The prompts for this little piece of meandering prose are:

Itchen Memories by Skues - almost finished reading

Classic angling review of Marryat,Prince of Flyfishers by Terry Lawton reviewed by Geoffrey Bucknall.

The review, I'm afraid says far more about the reviewers prejudices than about the book or about Marryat, who was indeed the Chalkstream Prince. The reviewer talks about chalkstreams today being easy, stuffed full of stocked easy fish unable to lock onto fly hatches etc.

While some chalkstream beats are manged intensively and commercially run, the beats I fish, which were in fact also fished by Skues are mainly wild fish and very very challenging, and carefully managed.

I gather the reviewer enjoys fishing our wilder waters for their inhabitants. Certainly moorland fishing has charm, but in my experience is far easier than upstream chalk stream methods.

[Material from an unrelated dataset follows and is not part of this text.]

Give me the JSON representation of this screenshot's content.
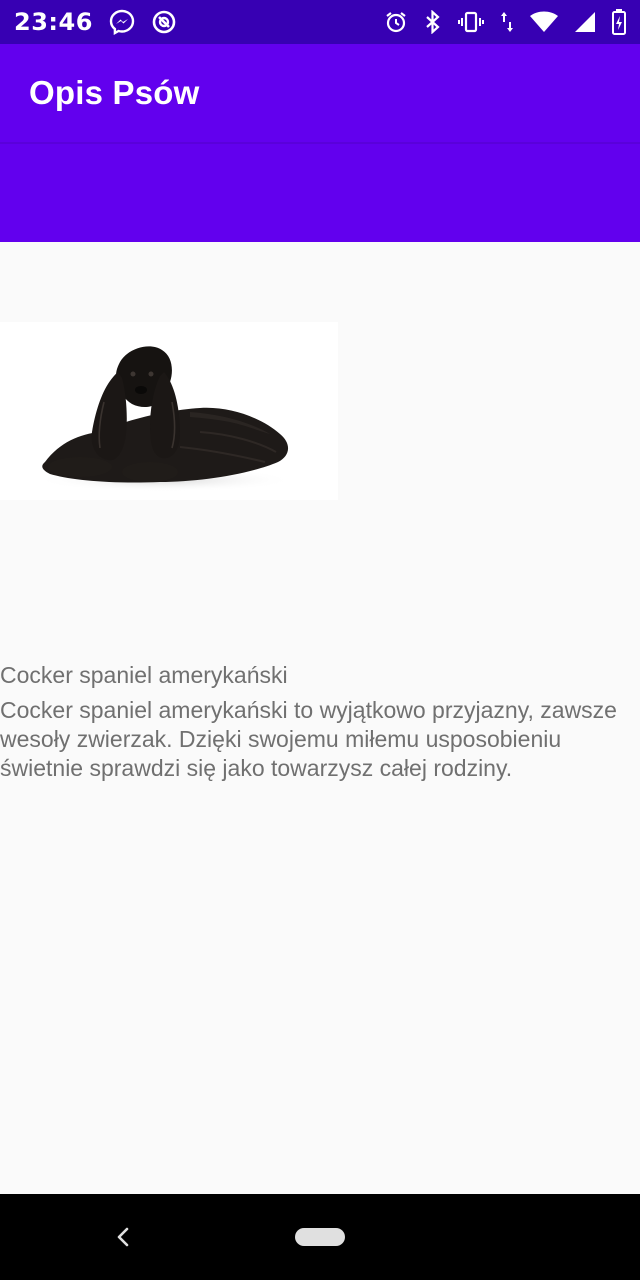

Reading Skues it strikes me that he was rather unkind to Halford. Halford proposed him for the Fly Fisher's Club, where Skues found a piscatorial home.

That Halford tried to write a dry fly code at a time when nonesuch existed was hardly his fault, and, it is interesting that Prince Marryat seems to have been far more a companion of Halford than of the opinionated Skues.

I think I may order the book from the public library, assuming our wonderful government haven't scrapped libraries by the time I get there.